Saturday, 18 July 2020

Is the future socialist?


This is a hard blogpost to write. My usual view of socialism is absolutely this tweet by Elon Musk:


But it is a good mental exercise to consider options that you've long ruled out.

The original case for socialism in the 19th century was that industry was growing more and more organized, concentrated and monopolistic. This wasn't just a pathology – there were really good reasons why you might want, say, a single company running railways all across America. People could see this, and thought: "why not continue this process?" Industry was going to become a single vertically-integrated monopoly, and it could then be taken over on behalf of the people, instead of run to profit a single capital owner. I think that was the nub of Marx's argument about the economic historical inevitability of socialism.
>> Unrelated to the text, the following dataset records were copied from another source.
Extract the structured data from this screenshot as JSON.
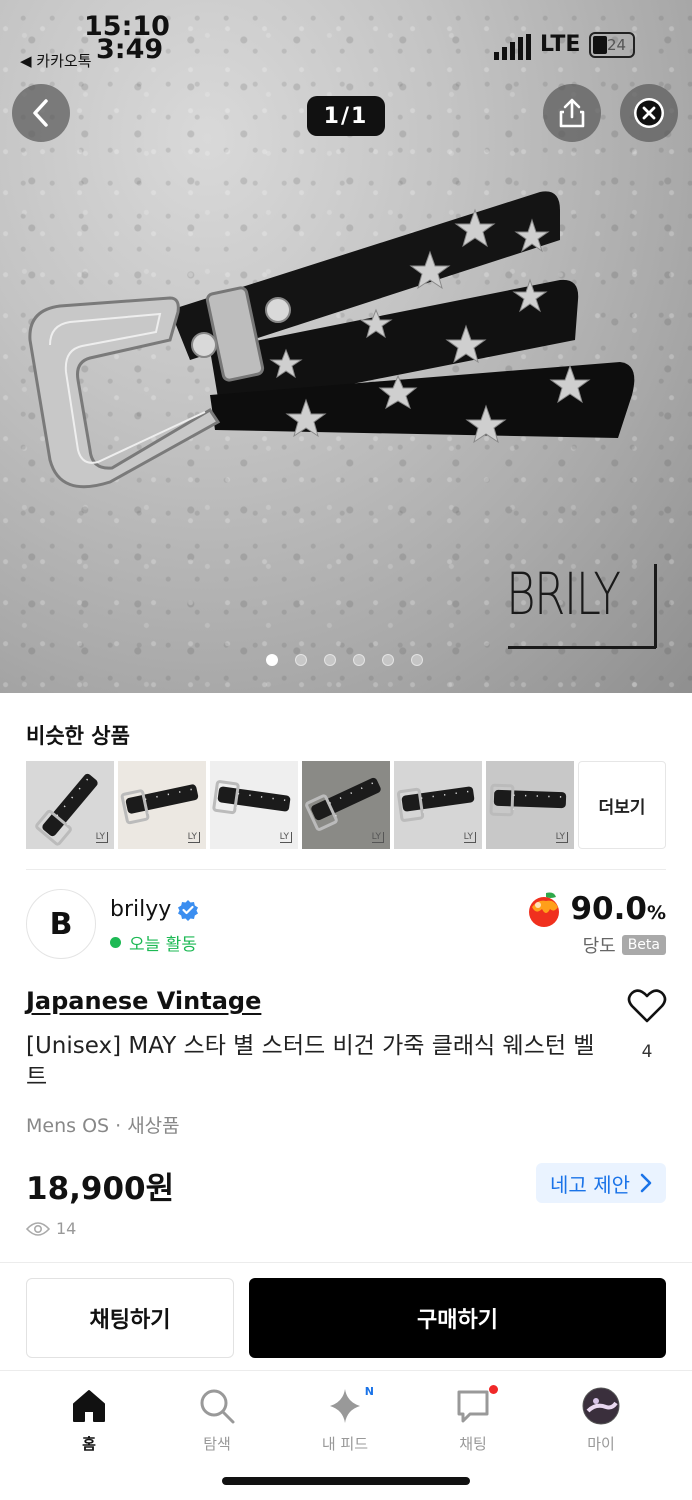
{
  "status_bar": {
    "time": "15:10",
    "time_overlay": "3:49",
    "back_app": "◀ 카카오톡",
    "network": "LTE",
    "battery": "24"
  },
  "gallery": {
    "indicator": "1/1",
    "brand_text": "BRILY",
    "dot_count": 6,
    "active_dot": 0
  },
  "similar": {
    "title": "비슷한 상품",
    "more_label": "더보기",
    "thumbs": [
      "LY",
      "LY",
      "LY",
      "LY",
      "LY",
      "LY"
    ],
    "thumb_backgrounds": [
      "#d8d8d8",
      "#ece8e2",
      "#efefef",
      "#8a8a86",
      "#d6d6d6",
      "#c8c8c8"
    ]
  },
  "seller": {
    "avatar_letter": "B",
    "name": "brilyy",
    "activity": "오늘 활동",
    "rating": "90.0",
    "rating_unit": "%",
    "rating_label": "당도",
    "beta": "Beta"
  },
  "product": {
    "brand": "Japanese Vintage",
    "title": "[Unisex] MAY 스타 별 스터드 비건 가죽 클래식 웨스턴 벨트",
    "likes": "4",
    "meta": "Mens OS · 새상품",
    "price": "18,900원",
    "offer_label": "네고 제안",
    "views": "14"
  },
  "actions": {
    "chat": "채팅하기",
    "buy": "구매하기"
  },
  "tabs": [
    {
      "label": "홈",
      "active": true
    },
    {
      "label": "탐색",
      "active": false
    },
    {
      "label": "내 피드",
      "active": false,
      "badge": "N"
    },
    {
      "label": "채팅",
      "active": false,
      "dot": true
    },
    {
      "label": "마이",
      "active": false
    }
  ],
  "colors": {
    "accent_blue": "#1a73e8",
    "online_green": "#1db954",
    "notification_red": "#f02828"
  }
}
From 2020, the case looks the same. I stopped buying stuff online in 2008 because my credit card got stolen from a little specialist internet shop, who just couldn't have adequate security. When I started again, it was with Amazon, because I thought I could trust them. And I still buy 90% of my stuff from Amazon.

In short, the internet has created huge forces making monopoly efficient. (Remember back when everyone had email provided by their own ISP? It sucked.) More recently the need for big data to feed to AI does the same.

Yet, this pressure to monopoly inevitably makes the incumbents lazy, and stifles innovation, because any firm with a new idea can see it copied by one of the Big Four. Firms like Evernote, Dropbox and Slack are struggling against incumbent copies (Apple Notes / iCloud and Google Drive / Microsoft Teams).

At this point, with huge profits being made by a few big and not especially innovative firms, why not take the next step and socialize them? Monopoly has outcompeted competition. We should acknowledge that.

I see the appeal. Perhaps unsurprisingly, in the end I'm not convinced.
  • The advantage of Big Tech may be a passing phase, driven by the relative rarity of high-level tech skills. During lockdown I started buying things from local firms online. My favourite coffee shop put up a website with a nice clean interface, probably provided by Shopify. They delivered within a day. I no longer felt scared to order. Similarly, much research in AI is about working with smaller datasets which don't require a planet-scale infoharvesting operation.
  • Breaking up monopolies is just as plausible a remedy as taking them over.
  • Administering huge companies "for the benefit of the people" still suffers from the usual principal-agent problems. It might look less like putting Google under state control, and more like lending Google the power of the state.
It seems to be a universal rule of human cognition that we confuse local improvement with global optimality. "A step in this direction will make things better, so let's continue in this direction forever and reach Utopia!" So far, socialism has always proved to be a mirage like that. But who knows how many steps we will take towards it this time?